I can’t really spin this to be connected with parenting, although had there been the possibility of a decent profit on buying and selling shares from the Royal Mail IPO, I would have spent it on the children.
I have been interested in the stock market since my dad bought some shares in Rolls Royce on my behalf when I was 12. I’ve never had much money to invest in the stock market, but I have enjoyed dabbling every so often. I also read a lot about stock markets in this link but in recent years, with children and little disposable income, I have done so less and only providing I’ve paid into the childrens’ CTFs and Junior ISAs and I’m not using housekeeping money!
As a stay-at-home-mum, who previously worked for a financial company in the City, the idea of dipping my toe into investing again is an exciting one. Although only seven or eight at the time, I remember the whole British Gas ‘Tell Sid’ IPO, and the Royal Mail IPO was reminiscent of those times. I wanted to be involved.

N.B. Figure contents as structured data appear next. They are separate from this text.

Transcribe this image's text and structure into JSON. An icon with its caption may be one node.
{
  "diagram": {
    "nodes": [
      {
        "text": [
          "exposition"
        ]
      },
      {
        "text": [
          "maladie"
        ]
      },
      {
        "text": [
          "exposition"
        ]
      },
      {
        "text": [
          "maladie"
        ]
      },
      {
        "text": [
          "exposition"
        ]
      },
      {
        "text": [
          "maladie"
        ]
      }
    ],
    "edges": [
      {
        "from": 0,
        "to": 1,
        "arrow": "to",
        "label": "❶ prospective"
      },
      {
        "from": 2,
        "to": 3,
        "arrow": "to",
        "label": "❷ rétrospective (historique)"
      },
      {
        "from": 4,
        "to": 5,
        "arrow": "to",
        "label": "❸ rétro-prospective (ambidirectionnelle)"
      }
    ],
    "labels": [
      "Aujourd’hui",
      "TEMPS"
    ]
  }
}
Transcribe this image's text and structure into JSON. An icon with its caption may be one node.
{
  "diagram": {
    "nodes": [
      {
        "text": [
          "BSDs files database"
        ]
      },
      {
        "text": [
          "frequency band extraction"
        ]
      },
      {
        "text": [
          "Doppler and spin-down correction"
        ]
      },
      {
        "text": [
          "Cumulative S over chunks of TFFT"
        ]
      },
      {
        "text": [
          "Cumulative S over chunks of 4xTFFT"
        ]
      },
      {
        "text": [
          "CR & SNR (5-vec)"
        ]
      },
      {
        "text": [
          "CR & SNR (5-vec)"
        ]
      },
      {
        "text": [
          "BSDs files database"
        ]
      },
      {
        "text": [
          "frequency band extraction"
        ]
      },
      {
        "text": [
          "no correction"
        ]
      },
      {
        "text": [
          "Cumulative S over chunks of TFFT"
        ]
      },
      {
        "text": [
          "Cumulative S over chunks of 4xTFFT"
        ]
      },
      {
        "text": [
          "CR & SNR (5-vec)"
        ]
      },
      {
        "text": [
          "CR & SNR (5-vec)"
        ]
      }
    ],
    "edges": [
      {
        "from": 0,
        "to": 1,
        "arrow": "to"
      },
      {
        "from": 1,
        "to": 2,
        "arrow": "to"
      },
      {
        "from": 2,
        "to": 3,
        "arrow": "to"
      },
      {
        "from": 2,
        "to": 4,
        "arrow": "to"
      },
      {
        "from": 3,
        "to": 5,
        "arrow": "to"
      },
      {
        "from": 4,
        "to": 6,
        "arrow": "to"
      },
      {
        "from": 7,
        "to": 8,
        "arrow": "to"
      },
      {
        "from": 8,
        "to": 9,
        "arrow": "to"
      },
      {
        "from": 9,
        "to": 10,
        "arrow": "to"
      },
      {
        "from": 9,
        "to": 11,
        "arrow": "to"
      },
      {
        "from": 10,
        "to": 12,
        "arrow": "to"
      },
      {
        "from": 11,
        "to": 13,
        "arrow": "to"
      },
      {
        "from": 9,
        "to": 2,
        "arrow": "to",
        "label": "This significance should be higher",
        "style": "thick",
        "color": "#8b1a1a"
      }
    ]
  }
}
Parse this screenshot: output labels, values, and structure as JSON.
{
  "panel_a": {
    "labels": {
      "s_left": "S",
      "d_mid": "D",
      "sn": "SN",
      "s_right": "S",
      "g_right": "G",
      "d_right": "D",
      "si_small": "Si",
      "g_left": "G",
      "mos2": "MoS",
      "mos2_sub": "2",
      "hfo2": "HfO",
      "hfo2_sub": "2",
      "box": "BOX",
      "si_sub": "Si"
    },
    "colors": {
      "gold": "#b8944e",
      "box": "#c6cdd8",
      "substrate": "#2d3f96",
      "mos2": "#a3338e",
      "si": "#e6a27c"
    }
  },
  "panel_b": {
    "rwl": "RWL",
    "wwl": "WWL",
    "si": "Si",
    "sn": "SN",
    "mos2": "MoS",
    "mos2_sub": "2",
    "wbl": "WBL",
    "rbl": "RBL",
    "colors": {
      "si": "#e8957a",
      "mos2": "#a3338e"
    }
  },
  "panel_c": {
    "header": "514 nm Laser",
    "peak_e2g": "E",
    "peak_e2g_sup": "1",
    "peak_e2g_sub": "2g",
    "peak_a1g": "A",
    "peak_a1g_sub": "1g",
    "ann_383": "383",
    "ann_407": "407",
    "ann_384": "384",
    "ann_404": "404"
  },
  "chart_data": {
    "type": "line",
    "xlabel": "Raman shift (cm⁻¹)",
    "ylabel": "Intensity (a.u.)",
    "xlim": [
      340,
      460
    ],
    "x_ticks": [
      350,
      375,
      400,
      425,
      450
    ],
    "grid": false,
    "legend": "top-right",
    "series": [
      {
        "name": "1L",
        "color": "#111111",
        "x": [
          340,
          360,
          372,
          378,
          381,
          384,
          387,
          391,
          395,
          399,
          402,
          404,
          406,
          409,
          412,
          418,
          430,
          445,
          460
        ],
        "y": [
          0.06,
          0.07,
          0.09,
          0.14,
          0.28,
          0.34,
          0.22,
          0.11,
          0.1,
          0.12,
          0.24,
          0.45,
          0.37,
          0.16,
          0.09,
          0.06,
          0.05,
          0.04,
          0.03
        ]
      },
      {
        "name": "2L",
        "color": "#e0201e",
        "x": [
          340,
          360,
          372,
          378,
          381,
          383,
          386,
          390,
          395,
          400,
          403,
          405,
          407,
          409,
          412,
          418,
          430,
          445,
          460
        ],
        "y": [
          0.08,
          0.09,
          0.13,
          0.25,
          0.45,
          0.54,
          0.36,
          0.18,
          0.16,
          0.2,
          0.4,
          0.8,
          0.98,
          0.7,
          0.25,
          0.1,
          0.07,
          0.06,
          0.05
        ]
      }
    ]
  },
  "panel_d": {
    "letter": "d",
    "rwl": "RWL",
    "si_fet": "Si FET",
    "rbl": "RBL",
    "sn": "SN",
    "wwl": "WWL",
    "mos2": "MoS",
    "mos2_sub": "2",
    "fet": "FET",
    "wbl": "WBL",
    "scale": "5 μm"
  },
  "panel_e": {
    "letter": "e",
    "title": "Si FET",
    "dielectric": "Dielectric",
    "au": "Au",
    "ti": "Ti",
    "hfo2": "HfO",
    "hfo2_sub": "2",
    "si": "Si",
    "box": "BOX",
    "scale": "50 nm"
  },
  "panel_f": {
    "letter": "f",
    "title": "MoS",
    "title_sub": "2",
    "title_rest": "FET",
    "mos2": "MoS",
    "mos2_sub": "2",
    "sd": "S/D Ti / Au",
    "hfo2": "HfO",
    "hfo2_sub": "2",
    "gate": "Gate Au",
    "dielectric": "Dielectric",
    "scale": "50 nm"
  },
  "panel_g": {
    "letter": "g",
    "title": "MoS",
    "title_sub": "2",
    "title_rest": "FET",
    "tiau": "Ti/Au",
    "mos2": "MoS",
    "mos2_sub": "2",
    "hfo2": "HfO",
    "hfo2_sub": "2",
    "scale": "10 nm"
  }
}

I applied for a smallish amount of shares in the Royal Mail IPO: more than the minimum investment of £750, but a heck of a lot less than £10,000.
The Royal Mail IPO and private investors
I found out this morning that I, and every other small investor that had applied for less than £10,000-worth, had received just £750 of stock (only 93,000 out of 730,000 small investors had actually wanted to buy just £750). Those wanting to buy more than £10,000 got the news today that they had been allocated a grand total of zero shares. This is amazingly disappointing for anyone who had a nest egg they wanted to invest.
Yet again, the private investor is maltreated and given a paltry tranche whilst the greedy institutions are able to get their mitts on the lion’s share. I’m really cross.
To add insult to injury, the money for the full amount I wanted to invest has been taken out of my account and, like 635,000+ others, I might not get this refunded until October 21. I won’t get a penny in interest. What a nice little earner for the Government!